Joseph Majczek and Theodore Marcinkiewicz were arrested and convicted of the murder of Chicago Traffic Police Officer William D. Lundy on December 9, 1932. Initially, officials held 10 youths in custody on suspicion of killing the 57-year-old Lundy. Some 11-1/2 years later in 1944, following the intervention of Chicago Times reporters John McPhaul and James McGuire, both men were exonerated of the crime.

The details of the case were used as the basis of the 1948 film Call Northside 777 starring James Stewart, Lee J. Cobb and Richard Conte.
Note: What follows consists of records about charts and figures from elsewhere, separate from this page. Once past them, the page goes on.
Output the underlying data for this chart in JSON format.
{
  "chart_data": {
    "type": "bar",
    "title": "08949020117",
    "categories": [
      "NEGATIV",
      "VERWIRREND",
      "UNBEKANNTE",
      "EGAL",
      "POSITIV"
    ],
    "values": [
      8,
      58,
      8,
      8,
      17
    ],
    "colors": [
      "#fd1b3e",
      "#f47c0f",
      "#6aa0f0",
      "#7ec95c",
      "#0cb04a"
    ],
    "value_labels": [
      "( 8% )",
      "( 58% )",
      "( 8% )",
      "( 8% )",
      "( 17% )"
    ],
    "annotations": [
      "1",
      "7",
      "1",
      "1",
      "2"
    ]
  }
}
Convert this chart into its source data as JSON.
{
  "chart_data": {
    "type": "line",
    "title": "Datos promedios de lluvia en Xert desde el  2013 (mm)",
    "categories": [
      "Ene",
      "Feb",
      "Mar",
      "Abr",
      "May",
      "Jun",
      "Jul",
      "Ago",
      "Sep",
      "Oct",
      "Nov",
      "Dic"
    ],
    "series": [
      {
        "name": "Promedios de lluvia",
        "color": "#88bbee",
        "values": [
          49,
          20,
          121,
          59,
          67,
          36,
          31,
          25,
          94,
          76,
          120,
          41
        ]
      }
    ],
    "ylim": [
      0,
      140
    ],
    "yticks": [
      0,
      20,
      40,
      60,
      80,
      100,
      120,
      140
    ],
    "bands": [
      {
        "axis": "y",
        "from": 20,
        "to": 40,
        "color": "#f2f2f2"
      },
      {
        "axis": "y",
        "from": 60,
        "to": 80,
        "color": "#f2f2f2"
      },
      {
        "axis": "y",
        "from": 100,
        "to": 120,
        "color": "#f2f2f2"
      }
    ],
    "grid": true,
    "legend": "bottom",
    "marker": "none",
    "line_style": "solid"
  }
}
On October 10, 1944, a classified advertisement appeared in the Chicago Times: "$5,000 REWARD FOR KILLERS OF OFFICER LUNDY ON DEC. 9, 1932. CALL GRO 1758, 12-7 P.M." The ad was brought to the attention of the city editor Karin Walsh, who assigned seasoned police reporter James McGuire to dig into the story further. McGuire researched the case and learned that Officer Lundy had been murdered on December 9, 1932 and that Joseph Majczek, 24, and Theodore Marcinkiewicz, 25, were convicted in 1933 at the Cook County Superior Court.

The convictions (which the Illinois Supreme Court had affirmed as People v. Majczek, 360 Ill. 261 (1935)) were based largely on the testimony of eyewitness Vera Walush. She was recorded as the proprietor of a "delicatessen" (a euphemism for a speakeasy) where the crime occurred. Though both defendants presented strong alibis based on a number of witnesses saying they were elsewhere when the crime took place, both were convicted.

Upon calling the number from the ad, McGuire reached Majczek's mother Tillie. McGuire realized there was potential for a human interest story developing when he learned that the $5,000 on offer had been earned by the mother scrubbing floors at the Commonwealth Edison Company.